Last year is when she took a three-race sponsorship package with N29 Capital Partners, LLC to Venturini Motorsports, a deeply rooted ARCA team that in recent years has helped develop such notable NASCAR drivers as Joey Logano, Erik Jones, Alex Bowman and Ryan Blaney. A three-race ARCA schedule quickly became four and then five and then seven and, recently, a full season for 2018.

"Originally, it was going to be three races, but literally the next day after we announced it on social media, everyone was so pumped about how much it blew up on my Facebook and Twitter and Instagram that we added Road America," Natalie says. "And then from there, it kept getting bigger and bigger."

Natalie did well enough on the track in her seven races -- the maximum allowable number to preserve her rookie status for 2018. She finished 11th in her debut at Toledo, Ohio, when she was still 19 years old, and got her first top-10 finish at high-speed Pocono Raceway. She scored a season-best seventh-place finish on the road course at Road America.

Billy Venturini, general manager of Venturini Motorsports, says he likes what he's seen thus far, pointing to Natalie's ability to improve over the course of a weekend, willingness to learn and penchant for keeping her car out of trouble. Natalie says she learned that latter quality out of necessity while driving super late models, when she had only one car for the season and would race on Thursday, Friday and Saturday nights.

"She's always been good on equipment, because when we had our own equipment, we had to take care of it," Chuck says. "Don't get me wrong, she has destroyed some cars. But more often than not, she would bring the car home clean."

Having worked with many of the best young stock car drivers in the country over the past 10 years, Venturini is well qualified to say whether Natalie has the talent to make it to NASCAR's Cup Series. But he's quick to say that he can't.

"When you look at somebody at 18 or 20 years old, you can give them a grade or a number [rating], but the one thing that's always tricky is projecting where they're going to end up," he says. "I've worked with drivers at 17, 18, 19 and they're good, but they don't project as Sunday stars. Yet, they keep progressing to where, when they're 24 or 25, they're Cup-ready.

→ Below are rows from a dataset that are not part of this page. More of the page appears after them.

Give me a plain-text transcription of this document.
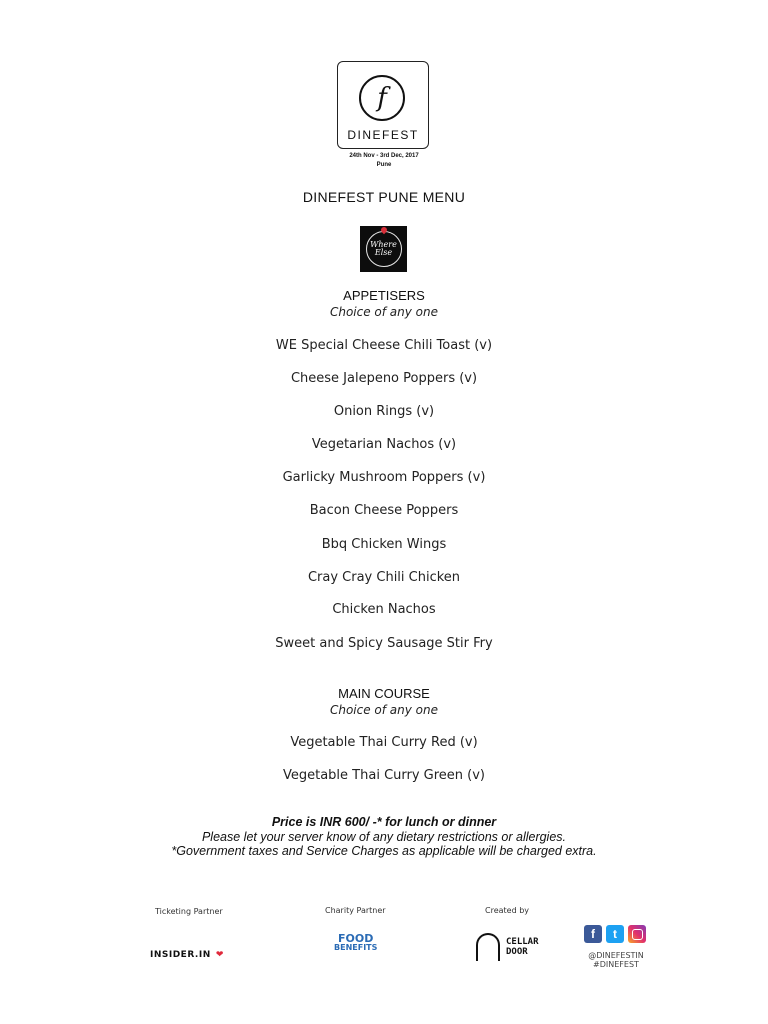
f
DINEFEST
24th Nov - 3rd Dec, 2017
Pune
DINEFEST PUNE MENU
Where
Else
APPETISERS
Choice of any one
WE Special Cheese Chili Toast (v)
Cheese Jalepeno Poppers (v)
Onion Rings (v)
Vegetarian Nachos (v)
Garlicky Mushroom Poppers (v)
Bacon Cheese Poppers
Bbq Chicken Wings
Cray Cray Chili Chicken
Chicken Nachos
Sweet and Spicy Sausage Stir Fry
MAIN COURSE
Choice of any one
Vegetable Thai Curry Red (v)
Vegetable Thai Curry Green (v)
Price is INR 600/ -* for lunch or dinner
Please let your server know of any dietary restrictions or allergies.
*Government taxes and Service Charges as applicable will be charged extra.
Ticketing Partner
INSIDER.IN ❤
Charity Partner
FOOD
BENEFITS
Created by
CELLAR
DOOR
f	t
@DINEFESTIN
#DINEFEST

I race cars, so I know how fast things can happen. And I feel so much safer racing cars at 200 mph than I do driving on the street.
Natalie Decker, spokesperson for People Against Distracted Driving

"And then I've worked with other drivers at 16 or 17, and they are lights-outs amazing, but they kind of flat-line. Natalie is at the crossroad where, if she continues to improve, she's got a shot to one day race on Saturdays and Sundays -- that being in the Cup, Xfinity and Truck levels. But if she flat-lines, then honestly, she will not be able to race at that level."

Natalie seems to get it. She is pursuing her racing dream from all angles. She knows sponsorship is the lifeblood of racing, so she's seeking additional backing for the 2018 season. She knows that marketing and self-promotion are important, so she has taken on the role of national spokesperson for People Against Distracted Driving, using her racing platform and celebrity to raise awareness and educate fans of all ages on the dangers of distracted driving.

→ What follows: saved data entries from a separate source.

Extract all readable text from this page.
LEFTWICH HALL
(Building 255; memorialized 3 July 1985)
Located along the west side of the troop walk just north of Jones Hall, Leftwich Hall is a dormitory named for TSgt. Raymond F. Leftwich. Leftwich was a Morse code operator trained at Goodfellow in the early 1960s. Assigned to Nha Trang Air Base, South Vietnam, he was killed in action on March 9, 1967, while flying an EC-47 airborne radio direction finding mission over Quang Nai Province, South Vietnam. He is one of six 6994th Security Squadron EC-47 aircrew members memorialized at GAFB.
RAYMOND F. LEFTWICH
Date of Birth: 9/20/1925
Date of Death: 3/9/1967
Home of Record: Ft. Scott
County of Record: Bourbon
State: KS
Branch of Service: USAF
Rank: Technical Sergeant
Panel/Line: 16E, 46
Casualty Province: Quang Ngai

It's a cause she's passionate about.

"I race cars, so I know how fast things can happen," she says. "And I feel so much safer racing cars at 200 mph than I do driving on the street."

The ARCA Racing Series isn't NASCAR, but it's the next-closest thing and the ideal training ground. The series uses heavy Cup-like cars and radial tires like NASCAR. The schedule features several NASCAR tracks, including Daytona International Speedway for the season opener.

Yeah, Daytona.

"Ever since we made our announcement that we're going to run the full season next year, people have been asking me what my thoughts are about it," Natalie says. "And the first thing that always comes to mind is Daytona. I'm going to run Daytona! I can't wait."

It's a long way from the little dirt go-kart track in Wisconsin, on the outside of the fence looking in.